On Monday we talked about the concept of
"Right versus Rich." Today we will talk about
"Certain" versus "Clear."
"Right" people need certainty. It is a
psychological signature; you can see it in how they approach people, projects
and their work in general. You want to find "certain" people if you
are hiring for advanced technical research positions, scientists, financial
analysts, compensation specialists or safety inspectors. You want people who
display the "certain" signature for any job where getting it wrong
costs lives or costs millions of dollars, and where the cost of getting right
is always worth it.
"Rich" people live in the world of clarity.
They understand that the world is an increasingly complex place, so they make a
choice and stick with it as long as they can, even if they start to get data
that the choice may not have been correct. Clarity people are needed for
leadership, sales, marketing, human resources... pretty much any job other than
ones noted above. Business is most commonly a "clarity" exercise more
than a "certainty" exercise.
The last thing you ever want to do is put a clarity
person in a certainty job, or vice-versa. You can test for whether a position
is clarity vs. certainty by understanding where the job stands on the risk /
reward scale:
Certainty Jobs: The risks associated with getting it
wrong are higher than any potential rewards for getting it right. So if you
designing a new drug, you can make millions by getting it right, but you can
kill millions if you get it wrong. You need to be as certain as possible that
the drug is safe before releasing it.
Clarity Jobs: The costs associated with doing the job
wrong are lower than the rewards for doing it right. So if you are software
designer in the HR space, you could lose some records and cause some heartache
if you build in a bug, but you could make millions if there is acceptance of
your product.
Let's look at a specific instance of this. Most software engineering leadership roles are clarity jobs filled by
certainty people. As software grows ever more complex we learn that there is no
way to make bug free code or perfectly feature rich, yet products fail to ship because the engineers find
one more thing to fix or they want to get every last feature in possible.

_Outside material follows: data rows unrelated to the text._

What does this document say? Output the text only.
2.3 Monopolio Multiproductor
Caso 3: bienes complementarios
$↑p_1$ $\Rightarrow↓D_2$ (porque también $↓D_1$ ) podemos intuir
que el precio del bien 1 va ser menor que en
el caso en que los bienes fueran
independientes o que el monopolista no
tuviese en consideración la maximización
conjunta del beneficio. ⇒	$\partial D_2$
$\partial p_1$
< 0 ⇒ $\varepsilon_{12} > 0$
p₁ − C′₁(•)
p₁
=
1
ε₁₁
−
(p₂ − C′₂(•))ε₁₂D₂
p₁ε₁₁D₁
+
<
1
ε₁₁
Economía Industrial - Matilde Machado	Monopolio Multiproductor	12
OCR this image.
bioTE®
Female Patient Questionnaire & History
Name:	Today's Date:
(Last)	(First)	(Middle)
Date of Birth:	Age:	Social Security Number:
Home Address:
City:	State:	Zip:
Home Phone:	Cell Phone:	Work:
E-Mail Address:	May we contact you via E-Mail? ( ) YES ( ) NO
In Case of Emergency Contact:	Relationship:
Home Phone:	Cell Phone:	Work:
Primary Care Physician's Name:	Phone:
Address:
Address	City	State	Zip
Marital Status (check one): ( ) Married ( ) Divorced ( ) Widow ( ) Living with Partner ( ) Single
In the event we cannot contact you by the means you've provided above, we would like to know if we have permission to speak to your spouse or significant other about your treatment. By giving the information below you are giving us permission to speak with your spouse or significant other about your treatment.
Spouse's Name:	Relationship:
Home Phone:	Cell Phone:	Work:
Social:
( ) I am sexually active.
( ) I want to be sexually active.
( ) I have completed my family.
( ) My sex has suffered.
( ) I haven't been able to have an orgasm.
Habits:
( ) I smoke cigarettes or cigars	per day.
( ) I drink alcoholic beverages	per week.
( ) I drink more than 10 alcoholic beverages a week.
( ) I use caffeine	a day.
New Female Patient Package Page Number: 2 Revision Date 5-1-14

Since the signature of a good engineer is to be a "certainty" or
"right" type, it is critical that you hire engineering management
that is "clarity" or "rich" type. (I am of course speaking
here about most software engineering, not civil, where getting it wrong costs
lives.)
And remember, if you are hiring a star
they are likely to be a certainty / right person than a clarity / rich person. Once you reach "star" status keeping your status is usually more important than keeping on the track that made you a star in the first place (ironically, the same defect plagues corporations).
Make sure you check whether your new star is really willing to do what it takes to make the product ship, even if that means keeping their ego in check.
Jeff,
Last post you said, "It is rarely the case that a 'Right' employee works well for a 'Rich' boss."
This time around, you write, "Since the signature of a good engineer is to be a 'certainty' or 'right' type, it is critical that you hire engineering management that is 'clarity' or 'rich' type."
Does this mean that it's simply the fate of the world to have engineers fighting with their bosses?
;)
Posted by: Colin Kingsbury | February 28, 2006 at 03:36 PM
You caught me Colin. And, yes, this is one reason that many engineering organizations are dysnfunctional, especially as they grow. Right people often don't respect the perspective of rich people, so engineers tend to not work well for people that are more focused on the bottom-line than the elegance of the solution. But I don't know that there is another way to do it.